Читаем без скачивания Поклонение волхвов - Сухбат Афлатуни
Шрифт:
Интервал:
Закладка:
Но дальше этих проэктов дела не шли, а шли – годы, назначение в более просвещенное место все откладывалось. Уныла жизнь мужчины после сорока пяти, одна радость: завернуть ус да и замутить карточную битву. И пусть супруга гоняет морщинки неудовольствия по глупому своему лбу: и не такие семейные Помпеи и Геркуланумы переживали.
Одно волновало: повадились в столице высылать в Новоюртинск вольнодумное население: то казнокрадов, то масонов, то поляков… В столицах, конечно, воздух от этих выселений чище и монархичнее, а новоюртинскому начальству – такая головная боль, что никакой брусничной настойкой не сведешь. Собравшись у Саторнила Самсоныча за ломберными столами, начальство строило на этот предмет разные гипотезы.
«Что же они их все в Новоюртинск, зачем тогда Сибирь нужна, если каждого – в Новоюртинск?» – «Видать, заполнили уже Сибирь масонами и инородцами, вот теперь нам их и доставляют». – «Да где же Сибирь заполнишь? Она – вон какая… Всю Россию в нее сошли – не заполнишь!» – «Да не только Россию: всю Европу туда, никто и не заметит, оно ей только на пользу пойдет!» – «Да что Европу! Китай, целый Китай туда…» – «Нет, Николай Игнатьевич… Китая нам в Сибирь тащить не надобно!» – «Отчего же?» – «Да оттого самого!

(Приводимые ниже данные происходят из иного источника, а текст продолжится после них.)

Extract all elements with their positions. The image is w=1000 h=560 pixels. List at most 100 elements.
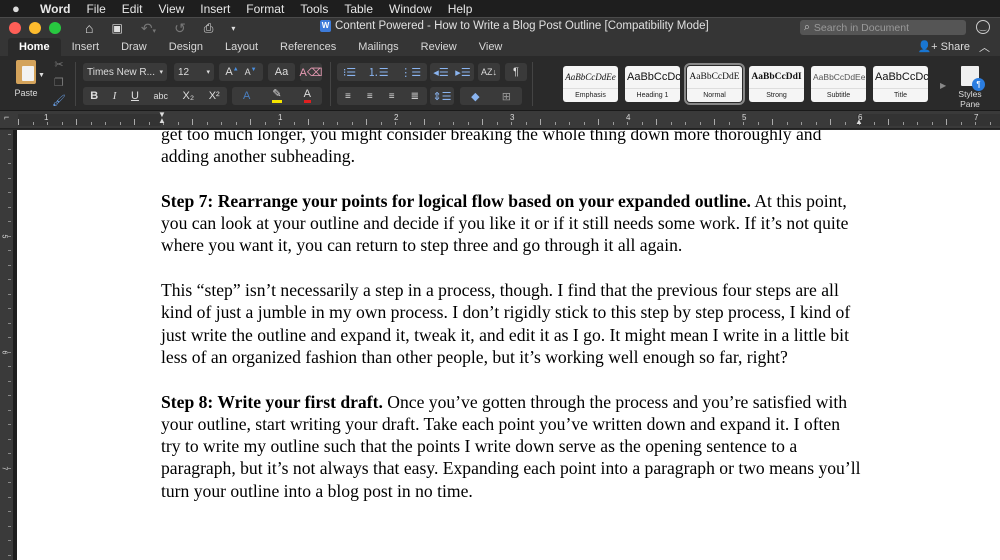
- font-name-value: Times New R...: [87, 66, 155, 78]
- menu-edit[interactable]: Edit: [122, 2, 143, 16]
- align-center-icon[interactable]: ≡: [367, 91, 373, 102]
- ruler-label: 5: [742, 113, 747, 122]
- menu-table[interactable]: Table: [344, 2, 373, 16]
- justify-icon[interactable]: ≣: [411, 91, 419, 102]
- line-spacing-button[interactable]: ⇕☰: [430, 87, 454, 105]
- numbering-icon[interactable]: ⒈☰: [368, 64, 389, 80]
- ruler-tick: [380, 122, 382, 125]
- share-button[interactable]: 👤+ Share: [917, 40, 970, 53]
- font-size-select[interactable]: 12 ▾: [174, 63, 214, 81]
- tab-home[interactable]: Home: [8, 38, 61, 56]
- tab-references[interactable]: References: [269, 38, 347, 56]
- tab-layout[interactable]: Layout: [214, 38, 269, 56]
- menu-word[interactable]: Word: [40, 2, 70, 16]
- paste-button[interactable]: ▼ Paste: [8, 60, 45, 98]
- style-strong[interactable]: AaBbCcDdI Strong: [749, 66, 804, 102]
- style-emphasis[interactable]: AaBbCcDdEe Emphasis: [563, 66, 618, 102]
- menu-window[interactable]: Window: [389, 2, 432, 16]
- paste-dropdown-icon[interactable]: ▼: [38, 72, 45, 79]
- increase-indent-icon[interactable]: ▸☰: [455, 66, 470, 79]
- redo-icon[interactable]: ↺: [174, 20, 186, 37]
- feedback-smiley-icon[interactable]: ‿: [976, 20, 990, 34]
- search-in-document-field[interactable]: ⌕ Search in Document: [800, 20, 966, 35]
- first-line-indent-marker[interactable]: ▼ ▲: [158, 111, 166, 125]
- ruler-tick: [308, 119, 309, 125]
- ruler-tick: [8, 380, 11, 382]
- highlight-color-icon[interactable]: ✎: [272, 89, 282, 103]
- ruler-tick: [8, 322, 11, 324]
- style-heading-1[interactable]: AaBbCcDc Heading 1: [625, 66, 680, 102]
- italic-button[interactable]: I: [113, 90, 117, 102]
- menu-help[interactable]: Help: [448, 2, 473, 16]
- document-body[interactable]: get too much longer, you might consider …: [161, 130, 861, 524]
- styles-pane-icon: [961, 66, 985, 91]
- horizontal-ruler[interactable]: ⌐ 1 1 2 3 4 5 6 7 ▼ ▲ ▲: [0, 111, 1000, 129]
- indent-buttons: ◂☰ ▸☰: [430, 63, 474, 81]
- bullets-icon[interactable]: ⁝☰: [343, 66, 356, 79]
- tab-view[interactable]: View: [468, 38, 514, 56]
- ruler-tick: [424, 119, 425, 125]
- font-color-icon[interactable]: A: [303, 89, 311, 103]
- minimize-window-button[interactable]: [29, 22, 41, 34]
- shading-icon[interactable]: ◆: [471, 90, 479, 103]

Азбука у них подозрительная. Видал я ее. Вся написана так, чтоб чужой не понял. Сами ее разумеют, а другим – неудобства чинят. Все закорючки и тараканчики. Вот, боюсь, они со своим каракулями всю нашу Сибирь и… окитают!»
Согласившись оставить китайцев при их нынешнем местоположении, начальство снова принималось гадать, для какой пользы вольнодумающих ссылают в Новоюртинск. «Нет, наверное, за этим какая-то государственная мысль прячется». – «Да, без мысли не обошлось…» И принималось начальство вспоминать те золотые времена, когда солдатик катил в Новоюртинск простой, не порченный университетами, без идей, принципов и прочей чумы. А теперь что? И начальство со вздохом усаживалось за ломберные столы, скрипя стульями.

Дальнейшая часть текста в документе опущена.